Paul Claval : Je les rassurerais en disant que c’est aussi une surprise pour moi ! Comme tous les élèves de lycée, j’ai été confronté à la philosophie – c’était en 1948-49, en classe de mathélème [mathématiques élémentaires], comme on disait à mon époque. La mode, si c’en était une, était alors d’insister sur l’œuvre de Sartre et la philosophie de l’engagement. Or, bien qu’ayant encore tout à découvrir de la discipline, j’avais le sentiment qu’elle ne se résumait pas à cela, loin de là. J’ai eu le même sentiment lorsque j’ai retrouvé son enseignement en classe de préparation à l’ENS de Saint-Cloud Lettres : l’enseignement débutait alors avec Hegel, ce qui était déjà mieux, mais encore loin de rendre compte de la philosophie dans sa diversité et sa profondeur historique. Il n’y était pas même question de Kant. De là le besoin que j’ai éprouvé, et qui ne m’a pas quitté depuis, de connaître cette discipline dans ses origines classiques. Soit une philosophie dont Sartre et ses contemporains s’étaient certainement nourris au cours de leurs propres études, avant de la passer sous silence quitte à couper la leur de ses racines. J’ai commencé pour ma part à m’y intéresser dans les années 1960, à partir du moment où j’abordais les questions d’épistémologie en géographie, en m’attachant à étudier la manière dont cette discipline était née, avait évolué, à la manière aussi dont elle était utilisée.

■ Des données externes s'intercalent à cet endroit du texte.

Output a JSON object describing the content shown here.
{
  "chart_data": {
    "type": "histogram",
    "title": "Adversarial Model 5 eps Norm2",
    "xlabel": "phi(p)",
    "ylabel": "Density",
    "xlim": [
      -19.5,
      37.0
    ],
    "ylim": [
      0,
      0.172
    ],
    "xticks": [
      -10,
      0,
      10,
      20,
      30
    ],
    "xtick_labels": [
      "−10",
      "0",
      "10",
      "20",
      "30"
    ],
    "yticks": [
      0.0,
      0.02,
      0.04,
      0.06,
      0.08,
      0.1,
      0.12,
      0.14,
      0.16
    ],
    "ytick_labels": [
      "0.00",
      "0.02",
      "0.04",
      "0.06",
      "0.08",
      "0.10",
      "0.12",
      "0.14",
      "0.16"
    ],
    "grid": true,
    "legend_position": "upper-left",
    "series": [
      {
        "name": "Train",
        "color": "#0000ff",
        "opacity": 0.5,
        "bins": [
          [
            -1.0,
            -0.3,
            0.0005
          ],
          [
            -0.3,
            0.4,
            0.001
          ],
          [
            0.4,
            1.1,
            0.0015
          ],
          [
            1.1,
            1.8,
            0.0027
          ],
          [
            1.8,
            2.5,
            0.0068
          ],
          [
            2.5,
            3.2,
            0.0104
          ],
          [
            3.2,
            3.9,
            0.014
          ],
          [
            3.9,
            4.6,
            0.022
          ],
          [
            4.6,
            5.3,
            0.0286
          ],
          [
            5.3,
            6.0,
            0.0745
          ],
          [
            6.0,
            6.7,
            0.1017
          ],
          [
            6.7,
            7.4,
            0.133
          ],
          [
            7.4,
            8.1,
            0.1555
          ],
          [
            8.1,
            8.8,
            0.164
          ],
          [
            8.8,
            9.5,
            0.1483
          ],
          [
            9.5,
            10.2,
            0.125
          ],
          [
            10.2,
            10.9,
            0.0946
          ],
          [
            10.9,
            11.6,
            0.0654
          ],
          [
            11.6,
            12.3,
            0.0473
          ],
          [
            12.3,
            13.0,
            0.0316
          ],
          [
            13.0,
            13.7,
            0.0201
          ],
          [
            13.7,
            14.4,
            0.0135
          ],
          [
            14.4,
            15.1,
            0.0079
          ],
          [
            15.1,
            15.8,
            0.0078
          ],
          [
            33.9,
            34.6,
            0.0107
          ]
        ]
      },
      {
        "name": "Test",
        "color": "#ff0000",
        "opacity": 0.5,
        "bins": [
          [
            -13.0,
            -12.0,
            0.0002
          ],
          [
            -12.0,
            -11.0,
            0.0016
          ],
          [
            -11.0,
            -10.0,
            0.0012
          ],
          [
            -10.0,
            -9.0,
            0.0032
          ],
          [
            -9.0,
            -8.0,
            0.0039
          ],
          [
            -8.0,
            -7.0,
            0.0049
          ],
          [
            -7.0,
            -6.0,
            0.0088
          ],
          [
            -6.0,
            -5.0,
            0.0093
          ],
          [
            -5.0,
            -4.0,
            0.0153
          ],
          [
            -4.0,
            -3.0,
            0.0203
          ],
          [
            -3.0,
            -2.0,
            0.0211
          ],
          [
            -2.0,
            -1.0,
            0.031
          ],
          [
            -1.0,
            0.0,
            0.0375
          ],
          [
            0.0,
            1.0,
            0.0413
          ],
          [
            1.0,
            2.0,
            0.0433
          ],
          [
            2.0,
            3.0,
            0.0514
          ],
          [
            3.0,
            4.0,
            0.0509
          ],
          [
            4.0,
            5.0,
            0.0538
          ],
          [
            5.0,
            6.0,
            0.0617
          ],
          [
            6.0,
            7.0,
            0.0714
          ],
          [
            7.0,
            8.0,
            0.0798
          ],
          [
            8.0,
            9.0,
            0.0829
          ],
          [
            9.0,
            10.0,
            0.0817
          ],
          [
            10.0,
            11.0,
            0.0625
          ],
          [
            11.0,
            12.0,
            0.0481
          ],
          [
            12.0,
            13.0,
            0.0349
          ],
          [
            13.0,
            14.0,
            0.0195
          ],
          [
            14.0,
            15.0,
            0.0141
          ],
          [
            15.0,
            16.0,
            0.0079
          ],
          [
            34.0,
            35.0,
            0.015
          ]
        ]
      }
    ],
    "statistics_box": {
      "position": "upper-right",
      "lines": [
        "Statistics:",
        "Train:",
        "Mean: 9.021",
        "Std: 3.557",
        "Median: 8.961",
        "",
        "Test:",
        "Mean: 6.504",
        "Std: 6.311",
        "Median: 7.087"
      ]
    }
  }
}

Comme beaucoup de mes collègues universitaires, j’avais lu le livre de Pierre Bourdieu, Jean-Claude Chamboredon et Jean-Claude Passeron, devenu un classique depuis : Le Métier de sociologue, préalables épistémologiques, paru en 1968 [ éditions Mouton – Bordas ]. Personnellement, je trouvais leur approche dogmatique. Or, il me semblait que la découverte de la vérité était une affaire trop complexe pour la réduire à une forme de catéchisme. Plus j’avançais dans ma propre réflexion, dans les années 1970, plus je me rendais compte que la frontière entre ce qu’on appelait les sciences sociales et ce qu’on appelait l’idéologie était fragile.
À partir des années 1980, j’ai eu en permanence le souci de me plonger davantage dans la tradition philosophique en m’intéressant à la manière dont elle avait été utilisée pour interpréter le monde social. Une entreprise qui m’aura pris beaucoup de temps, une quarantaine d’années, en marge de mes activités de géographe. Je n’ai véritablement commencé à écrire dans ce domaine qu’à partir de 1995-96. J’étais alors en année sabbatique, la première et la seule qui m’ait été accordée – j’ai dû finalement l’interrompre rapidement, mon épouse étant tombée gravement malade. Je suis revenu à mon projet en 2010 avant de me résoudre une dizaine d’années plus tard, en 2020, à le mener à son terme. Le résultat, c’est l’ouvrage que vous avez édité, fruit à la fois d’une maturation et d’un gros travail d’écriture durant les quatre dernières années.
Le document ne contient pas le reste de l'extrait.